Saturday, 6 June 2020

Air Doll

So taken was I with Shoplifters last year, I decided to try another of director Hirokazu Koreeda's earlier films. I tracked down this 2009 Japanese arthouse outing which is a sort of erotic, fantasy-drama having a stab at making meaningful observations about the human experience, tragic pointlessness, loneliness, isolation and how we're all hollow, shallow and empty. Like a blow-up doll. An Air Doll.

The beautiful Doona Bae (Cloud Atlas, The Host) plays Nozomi. At the start, a lifeless companion/sex doll owned by an incompetent waiter in a local cafe in Osaka. One day when he goes off to work she comes to life. Not only that, her body becomes 'real' instead of plastic. She looks outside, gets dressed and decides to found out what's out there. She stumbles around and eventually enters a DVD Rental Shop, where they seem to give her a job! Useless though as she is, she is pretty so they keep her on.

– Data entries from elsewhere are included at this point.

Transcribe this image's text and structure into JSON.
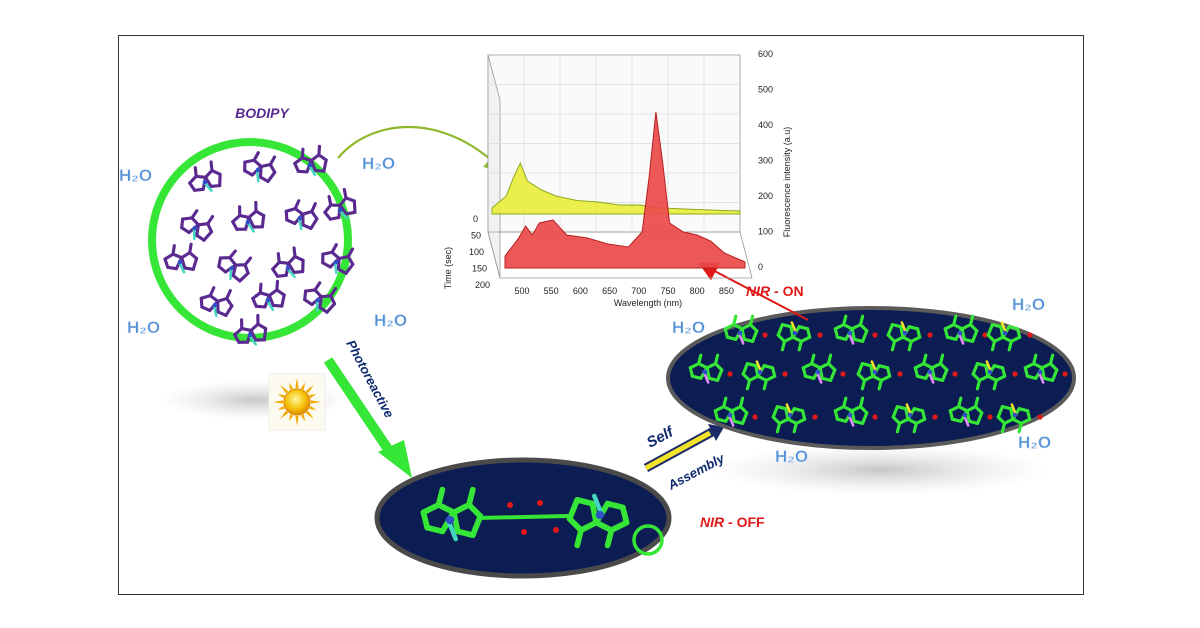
{
  "labels": {
    "bodipy": "BODIPY",
    "photoreactive": "Photoreactive",
    "self": "Self",
    "assembly": "Assembly",
    "nir_on_prefix": "NIR",
    "nir_on_suffix": " - ON",
    "nir_off_prefix": "NIR",
    "nir_off_suffix": " - OFF",
    "water": "H₂O"
  },
  "colors": {
    "green": "#36e636",
    "purple": "#5b2a90",
    "navy": "#0b1d52",
    "red": "#e01818",
    "water": "#4f8fd6",
    "yellow_fill": "#e8ee3c",
    "red_fill": "#ea4a4a"
  },
  "chart_data": {
    "type": "area",
    "xlabel": "Wavelength (nm)",
    "ylabel": "Time (sec)",
    "zlabel": "Fluorescence intensity (a.u)",
    "x_ticks": [
      "500",
      "550",
      "600",
      "650",
      "700",
      "750",
      "800",
      "850"
    ],
    "y_ticks": [
      "0",
      "50",
      "100",
      "150",
      "200"
    ],
    "z_ticks": [
      "0",
      "100",
      "200",
      "300",
      "400",
      "500",
      "600"
    ],
    "x": [
      480,
      500,
      510,
      520,
      530,
      550,
      570,
      600,
      630,
      660,
      680,
      690,
      700,
      710,
      720,
      740,
      760,
      780,
      800,
      830
    ],
    "series": [
      {
        "values": [
          20,
          60,
          120,
          170,
          110,
          80,
          60,
          45,
          40,
          30,
          30,
          30,
          25,
          22,
          20,
          18,
          16,
          14,
          12,
          10
        ]
      },
      {
        "values": [
          40,
          100,
          140,
          110,
          150,
          160,
          110,
          100,
          80,
          70,
          120,
          300,
          520,
          350,
          150,
          120,
          110,
          90,
          50,
          20
        ]
      }
    ]
  }
}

She learns about her surroundings and life in general from several people she bumps into during her days out and about whilst her owner is at work. Before he gets home, she returns to the position she was in when he went off in the morning and strangely, he doesn't seem to realise that she isn't plastic any more! Oh well, it is a fantasy!

She soon starts to learn that the 'real' people around her are as hollow and empty her. The sadness of having 'found a heart' drags her down and in her state of unhappiness she looks for the person who originally made her in order to make her 'real' as well. Yes, of course - it's Pinocchio! Unlike the Disney character however, things turn dark and sinister, the reflections of another world and not a twee Hollywood one.

There's plenty of nudity and emotionless sex but when she finds the guy she wants to be with, some odd experimental stuff relating to purposeful deflation, and the climax of re-inflation! Use your imagination there!

References to equally hollow objects aplenty, from a child's doll and shop mannequin to a street statue and bottles with balls trapped inside. With a depressed and pessimistic old man in tow, she learns about the futility of existence once more, as he quotes the hollow two-day life-expectancy of a Mayfly, for example. It is at times poetic and reflective, sometimes funny and sad as it heads towards the finale with some interesting outcomes.

The visuals are excellent, camerawork super throughout and the music puts the viewer straight back into Pinocchio Land with circus-style pipe-organs, fairground squeeze-boxes, delightful orchestral support and simple solo piano. It's a gorgeous film and even though a bit erotic, is far from porn. It's charming, inoffensive and interesting. Try and find it! I had to buy the DVD!